One movie, one keyboard, one controller and four games. That's the video game stuff we reviewed this weekend. And these are our bottom lines on all of that...
The Bottom Line: Tron: Evolution wants to be a sexy, high-gloss Prince of Persia, trading desert sands and Arabian castles for the shining neon of the Grid. Sadly that aspiration is never fully realized, leaving us with an experience that's dull despite its brilliant glow; a game that's most impressive accomplishment is making a four to five hour adventure seem long and drawn-out. Multiplayer offers a spark of hope, but that spark dies out too quickly. It's true that the game contains scenes and background information that could enhance your appreciation of both films, but those revelations will still be fresh when Tron: Evolution hits the bargain bin.
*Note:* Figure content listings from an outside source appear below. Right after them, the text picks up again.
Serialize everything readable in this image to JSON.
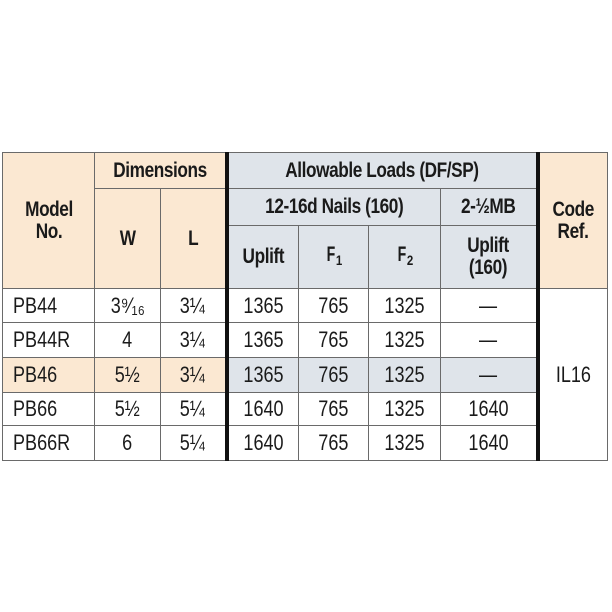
{
  "header": {
    "model": "Model No.",
    "dimensions": "Dimensions",
    "w": "W",
    "l": "L",
    "allowable_loads": "Allowable Loads (DF/SP)",
    "nails": "12-16d Nails (160)",
    "mb": "2-½MB",
    "uplift": "Uplift",
    "f1": "F",
    "f1_sub": "1",
    "f2": "F",
    "f2_sub": "2",
    "uplift160": "Uplift (160)",
    "code_ref": "Code Ref."
  },
  "rows": [
    {
      "model": "PB44",
      "w": "3⁹⁄₁₆",
      "l": "3¼",
      "uplift": "1365",
      "f1": "765",
      "f2": "1325",
      "mb_uplift": "—",
      "highlight": false
    },
    {
      "model": "PB44R",
      "w": "4",
      "l": "3¼",
      "uplift": "1365",
      "f1": "765",
      "f2": "1325",
      "mb_uplift": "—",
      "highlight": false
    },
    {
      "model": "PB46",
      "w": "5½",
      "l": "3¼",
      "uplift": "1365",
      "f1": "765",
      "f2": "1325",
      "mb_uplift": "—",
      "highlight": true
    },
    {
      "model": "PB66",
      "w": "5½",
      "l": "5¼",
      "uplift": "1640",
      "f1": "765",
      "f2": "1325",
      "mb_uplift": "1640",
      "highlight": false
    },
    {
      "model": "PB66R",
      "w": "6",
      "l": "5¼",
      "uplift": "1640",
      "f1": "765",
      "f2": "1325",
      "mb_uplift": "1640",
      "highlight": false
    }
  ],
  "code_ref_value": "IL16",
  "colors": {
    "tan": "#fbe8d2",
    "blue": "#dfe4ea",
    "border": "#6a6a6a",
    "divider": "#111111"
  }
}
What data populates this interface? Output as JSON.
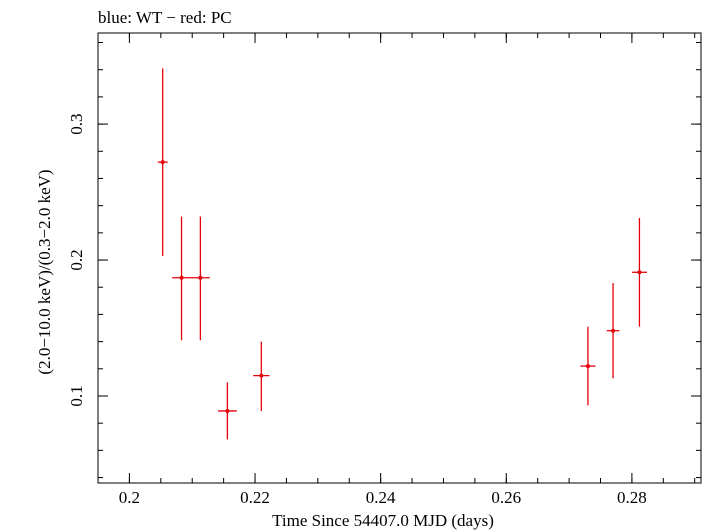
{
  "chart_data": {
    "type": "scatter",
    "title": "blue: WT − red: PC",
    "xlabel": "Time Since 54407.0 MJD (days)",
    "ylabel": "(2.0−10.0 keV)/(0.3−2.0 keV)",
    "xlim": [
      0.195,
      0.291
    ],
    "ylim": [
      0.036,
      0.367
    ],
    "x_ticks": [
      0.2,
      0.22,
      0.24,
      0.26,
      0.28
    ],
    "x_tick_labels": [
      "0.2",
      "0.22",
      "0.24",
      "0.26",
      "0.28"
    ],
    "y_ticks": [
      0.1,
      0.2,
      0.3
    ],
    "y_tick_labels": [
      "0.1",
      "0.2",
      "0.3"
    ],
    "grid": false,
    "series": [
      {
        "color": "#e8000b",
        "points": [
          {
            "x": 0.2053,
            "xerr": 0.0008,
            "y": 0.272,
            "ylo": 0.203,
            "yhi": 0.341
          },
          {
            "x": 0.2083,
            "xerr": 0.0015,
            "y": 0.187,
            "ylo": 0.141,
            "yhi": 0.232
          },
          {
            "x": 0.2113,
            "xerr": 0.0015,
            "y": 0.187,
            "ylo": 0.141,
            "yhi": 0.232
          },
          {
            "x": 0.2156,
            "xerr": 0.0015,
            "y": 0.089,
            "ylo": 0.068,
            "yhi": 0.11
          },
          {
            "x": 0.221,
            "xerr": 0.0013,
            "y": 0.115,
            "ylo": 0.089,
            "yhi": 0.14
          },
          {
            "x": 0.273,
            "xerr": 0.0012,
            "y": 0.122,
            "ylo": 0.093,
            "yhi": 0.151
          },
          {
            "x": 0.277,
            "xerr": 0.001,
            "y": 0.148,
            "ylo": 0.113,
            "yhi": 0.183
          },
          {
            "x": 0.2812,
            "xerr": 0.0012,
            "y": 0.191,
            "ylo": 0.151,
            "yhi": 0.231
          }
        ]
      }
    ]
  }
}
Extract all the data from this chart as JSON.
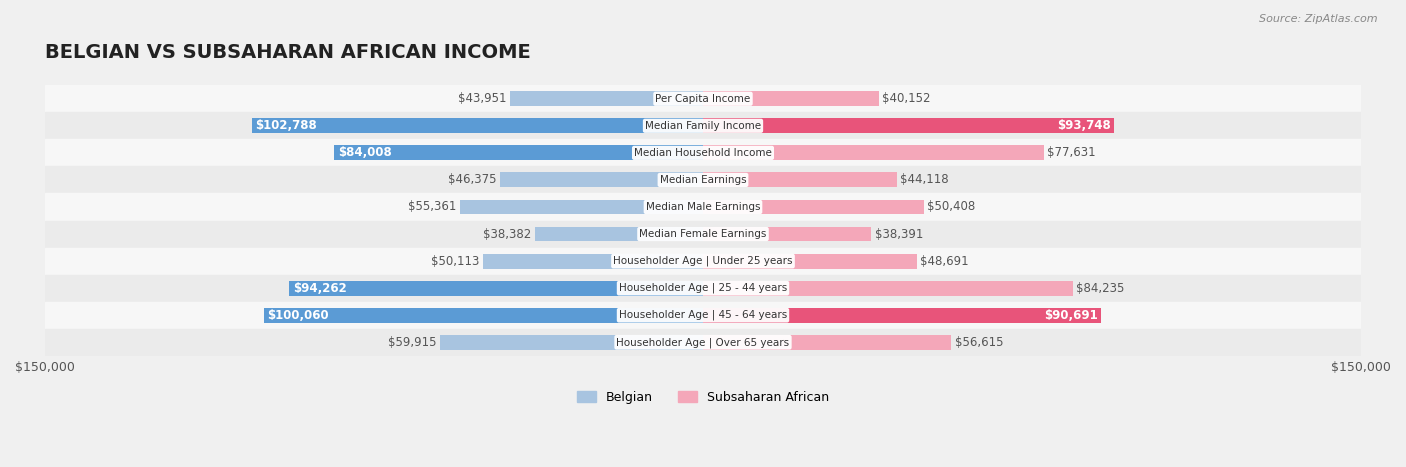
{
  "title": "BELGIAN VS SUBSAHARAN AFRICAN INCOME",
  "source": "Source: ZipAtlas.com",
  "categories": [
    "Per Capita Income",
    "Median Family Income",
    "Median Household Income",
    "Median Earnings",
    "Median Male Earnings",
    "Median Female Earnings",
    "Householder Age | Under 25 years",
    "Householder Age | 25 - 44 years",
    "Householder Age | 45 - 64 years",
    "Householder Age | Over 65 years"
  ],
  "belgian_values": [
    43951,
    102788,
    84008,
    46375,
    55361,
    38382,
    50113,
    94262,
    100060,
    59915
  ],
  "subsaharan_values": [
    40152,
    93748,
    77631,
    44118,
    50408,
    38391,
    48691,
    84235,
    90691,
    56615
  ],
  "belgian_labels": [
    "$43,951",
    "$102,788",
    "$84,008",
    "$46,375",
    "$55,361",
    "$38,382",
    "$50,113",
    "$94,262",
    "$100,060",
    "$59,915"
  ],
  "subsaharan_labels": [
    "$40,152",
    "$93,748",
    "$77,631",
    "$44,118",
    "$50,408",
    "$38,391",
    "$48,691",
    "$84,235",
    "$90,691",
    "$56,615"
  ],
  "belgian_color_normal": "#a8c4e0",
  "belgian_color_highlight": "#5b9bd5",
  "subsaharan_color_normal": "#f4a7b9",
  "subsaharan_color_highlight": "#e8547a",
  "highlight_belgian": [
    1,
    2,
    7,
    8
  ],
  "highlight_subsaharan": [
    1,
    8
  ],
  "max_value": 150000,
  "background_color": "#f0f0f0",
  "row_bg_color": "#f7f7f7",
  "row_alt_bg_color": "#ebebeb",
  "title_fontsize": 14,
  "label_fontsize": 8.5
}
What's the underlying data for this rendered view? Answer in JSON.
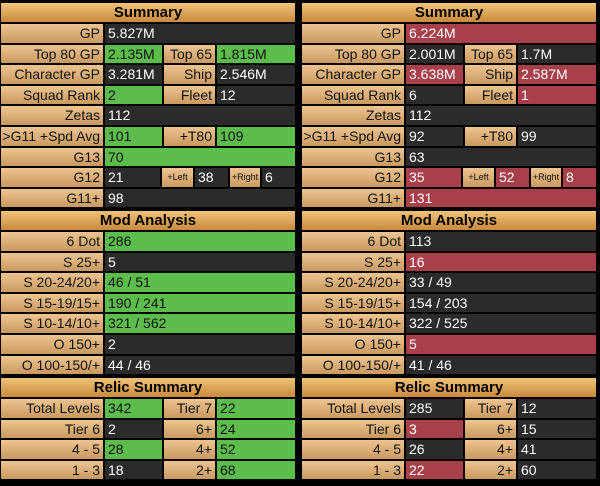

The Bottom Line: Tron: Legacy offers plenty of thrilling action, breathtaking people and places to gawk at, as well as a rock solid score from Daft Punk, but doesn't engage with a particularly meaty tale. Legacy delighted the eyes and ears, but its players were forgettable, disposable, shiny plastic things that you can't take your eyes off of.
The Bottom Line: Yes, the game is short, and sometimes I wanted the on-rails bit to stop for a second, not so I could catch my breath, but so I could look around and admire all the work that went into the game. With Rage HD's three levels, it's as though id Software put all its effort into making the most impressive iOS demo ever. Rage HD is deeply impressive, but leaves me wanting more.
The Bottom Line: Bejeweled 3 is a great sequel, one that takes its predecessor's core concept and reveals a wonderful batch of variations, all of them creative and many of them hard to abandon. In a fall rich with important video games Bejeweled 3 was still able to get its hooks in me. It's the game I wanted to show everyone, from my mom to my co-workers. Everyone who looked at it wanted to try it; everyone who tried it had a great time with it.
The Bottom Line: Can a gaming keyboard be too full-featured? With the easy-to-use customization options available on the core Steel Series Shift unit, it almost seems silly that the product has the keyset swapping function at all. I'd gladly pay $89 for a keyboard with the quality of construction and features the SteelSeries Shift has, but given a choice between it and a model that was more or less one piece, I'd go for the one that didn't split the space bar down the middle. If you see yourself regularly swapping out keyboard sets or you're looking for a keyboard that gives you the option to prove your love of World of Warcraft or Medal of Honor, then by all means partake.
The Bottom Line: Traditional controllers are very black and white: you go, you stop. That's it. But driving requires a mastery of the gray area, between fast and slow, between moving and stopping. Racing wheels offer that precision, but traditional controllers often feel as though they come up short. The HKS Racing Controller is a logical solution for those who don't have a racing wheel, but want a racing wheel experience in a control pad.
The Bottom Line: Epic Mickey is a heftier, more intellectually intriguing game than one might gather from any initial impression that mistakes it for Super Mickey Bros. Had Mickey's designers programmed a less frustrating camera and found a way to draw Mickey's world in a way that was appealing as how they drew Mickey himself, this slow burn of a game could have been great. It is, nonetheless, a smart curiosity. The game rewards dedicated players who plumb its secret pathways and travel along a heroic path that feels so unlike - and so much more interesting than - those in most of the video games we get to play.